Proceedings Article | 25 March 2011
KEYWORDS: Image filtering, Digital filtering, Speckle, Anisotropic diffusion, Ultrasonography, Electronic filtering, Anisotropic filtering, Linear filtering, Intravascular ultrasound, Filtering (signal processing)
Speckle noise is a random granular texture produced by mutual interference of a set of scattered wavefronts, so it is
inherent to ultrasonic imaging. Depending on the phase of the wavefronts, the interference may be constructive or
destructive. In this work, we developed an interference based speckle filter (ISF), whose first step is to attenuate the
destructive interference, because it carries little information about the imaged structures. In order to do that, we
considered, for each pixel, the maximum between the median and the original value. To eliminate the remaining bright
speckles, we applied a median filter. The resulting image had minimized speckle effects.

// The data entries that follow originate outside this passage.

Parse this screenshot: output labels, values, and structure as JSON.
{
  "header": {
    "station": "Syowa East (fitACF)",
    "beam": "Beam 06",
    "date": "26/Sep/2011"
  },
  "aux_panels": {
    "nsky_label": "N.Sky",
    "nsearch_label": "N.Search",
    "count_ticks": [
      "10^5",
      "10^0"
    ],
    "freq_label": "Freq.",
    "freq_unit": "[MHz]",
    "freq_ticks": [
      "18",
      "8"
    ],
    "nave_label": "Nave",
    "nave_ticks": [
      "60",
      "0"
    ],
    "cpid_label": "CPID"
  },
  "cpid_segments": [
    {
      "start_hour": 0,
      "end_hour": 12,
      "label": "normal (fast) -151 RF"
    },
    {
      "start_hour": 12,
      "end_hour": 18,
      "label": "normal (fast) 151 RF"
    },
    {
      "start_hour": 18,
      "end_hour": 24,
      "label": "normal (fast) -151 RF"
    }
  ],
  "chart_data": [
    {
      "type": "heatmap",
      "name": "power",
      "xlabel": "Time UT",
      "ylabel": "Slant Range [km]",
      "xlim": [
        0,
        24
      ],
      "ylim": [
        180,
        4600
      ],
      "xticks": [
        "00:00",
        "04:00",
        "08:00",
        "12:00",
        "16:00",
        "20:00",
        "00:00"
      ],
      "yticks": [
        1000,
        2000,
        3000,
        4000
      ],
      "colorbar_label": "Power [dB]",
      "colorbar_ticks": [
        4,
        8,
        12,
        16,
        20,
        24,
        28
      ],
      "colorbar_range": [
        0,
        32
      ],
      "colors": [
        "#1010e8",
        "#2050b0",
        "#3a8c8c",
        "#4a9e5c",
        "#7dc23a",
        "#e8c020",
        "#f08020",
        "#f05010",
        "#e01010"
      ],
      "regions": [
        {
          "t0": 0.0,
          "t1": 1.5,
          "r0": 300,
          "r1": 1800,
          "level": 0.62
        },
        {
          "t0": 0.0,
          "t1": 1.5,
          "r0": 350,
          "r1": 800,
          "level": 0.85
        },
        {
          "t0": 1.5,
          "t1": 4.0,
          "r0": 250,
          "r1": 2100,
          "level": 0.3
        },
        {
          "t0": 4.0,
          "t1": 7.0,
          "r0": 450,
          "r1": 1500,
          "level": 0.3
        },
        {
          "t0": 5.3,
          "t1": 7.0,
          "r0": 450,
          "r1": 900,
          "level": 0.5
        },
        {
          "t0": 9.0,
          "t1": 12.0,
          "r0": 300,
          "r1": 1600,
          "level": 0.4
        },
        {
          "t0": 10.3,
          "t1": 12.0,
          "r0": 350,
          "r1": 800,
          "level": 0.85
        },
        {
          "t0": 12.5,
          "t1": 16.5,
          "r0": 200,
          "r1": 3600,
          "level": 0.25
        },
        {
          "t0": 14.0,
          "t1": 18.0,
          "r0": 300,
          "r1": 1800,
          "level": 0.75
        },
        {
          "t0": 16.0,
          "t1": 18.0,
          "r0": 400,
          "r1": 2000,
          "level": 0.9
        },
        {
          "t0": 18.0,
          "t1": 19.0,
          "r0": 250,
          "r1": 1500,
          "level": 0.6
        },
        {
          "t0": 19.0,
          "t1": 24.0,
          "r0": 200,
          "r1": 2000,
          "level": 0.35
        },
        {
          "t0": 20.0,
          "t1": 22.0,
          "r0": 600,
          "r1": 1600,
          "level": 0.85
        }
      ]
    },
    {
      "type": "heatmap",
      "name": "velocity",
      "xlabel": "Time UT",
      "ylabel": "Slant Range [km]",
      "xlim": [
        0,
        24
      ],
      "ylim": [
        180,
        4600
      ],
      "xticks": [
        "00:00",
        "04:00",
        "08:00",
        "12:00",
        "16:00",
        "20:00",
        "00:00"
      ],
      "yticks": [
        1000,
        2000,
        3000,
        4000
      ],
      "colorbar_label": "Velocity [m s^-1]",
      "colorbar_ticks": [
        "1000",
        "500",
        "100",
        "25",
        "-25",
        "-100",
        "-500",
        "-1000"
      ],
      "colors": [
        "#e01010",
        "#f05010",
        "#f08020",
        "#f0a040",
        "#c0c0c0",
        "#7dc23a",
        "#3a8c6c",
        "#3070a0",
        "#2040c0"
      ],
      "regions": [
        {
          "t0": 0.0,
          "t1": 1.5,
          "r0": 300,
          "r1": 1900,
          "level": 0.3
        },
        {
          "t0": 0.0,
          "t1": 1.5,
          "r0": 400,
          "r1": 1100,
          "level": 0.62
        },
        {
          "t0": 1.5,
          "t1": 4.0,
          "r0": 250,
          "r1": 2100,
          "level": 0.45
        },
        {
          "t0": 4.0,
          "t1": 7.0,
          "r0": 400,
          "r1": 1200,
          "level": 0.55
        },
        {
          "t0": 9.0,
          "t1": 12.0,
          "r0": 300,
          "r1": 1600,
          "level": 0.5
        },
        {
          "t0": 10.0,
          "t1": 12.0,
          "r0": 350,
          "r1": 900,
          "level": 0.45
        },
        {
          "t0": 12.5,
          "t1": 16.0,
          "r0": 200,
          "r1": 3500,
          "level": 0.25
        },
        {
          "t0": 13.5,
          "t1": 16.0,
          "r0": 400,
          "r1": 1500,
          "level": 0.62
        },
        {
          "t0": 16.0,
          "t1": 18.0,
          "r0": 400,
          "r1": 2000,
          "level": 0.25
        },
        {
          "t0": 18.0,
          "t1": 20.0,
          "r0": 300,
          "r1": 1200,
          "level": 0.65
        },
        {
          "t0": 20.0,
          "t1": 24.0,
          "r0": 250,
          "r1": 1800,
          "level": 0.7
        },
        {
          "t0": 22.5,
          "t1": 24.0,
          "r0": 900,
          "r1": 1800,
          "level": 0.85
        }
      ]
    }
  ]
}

We have created two basic numeric phantoms, a linear array ultrasound and an intravascular ultrasound phantoms, and
we have simulated 20 random initializations of speckle noise for each phantom. Then, we filtered the noisy images using
several filters: ISF, median, Wiener, anisotropic diffusion and speckle reducing anisotropic diffusion (SRAD). To
evaluate and compare their performances, we have calculated mean and standard deviation of a homogeneous region,
square root mean error and structural similarity (SSIM) for each one. ISF presented an overall 0.91 rate for SSIM, while
SRAD and Wiener filter performed SSIM 0.87 and 0.85 rates, respectively.
This filter is easy to implement, because it requires only a sequence of three basic operations (Median, MaxValue and
Median) and it is also easy to set the input parameters (the two radii of the median filters). Mostly important, it is able to
smooth speckle effects without blurring edges.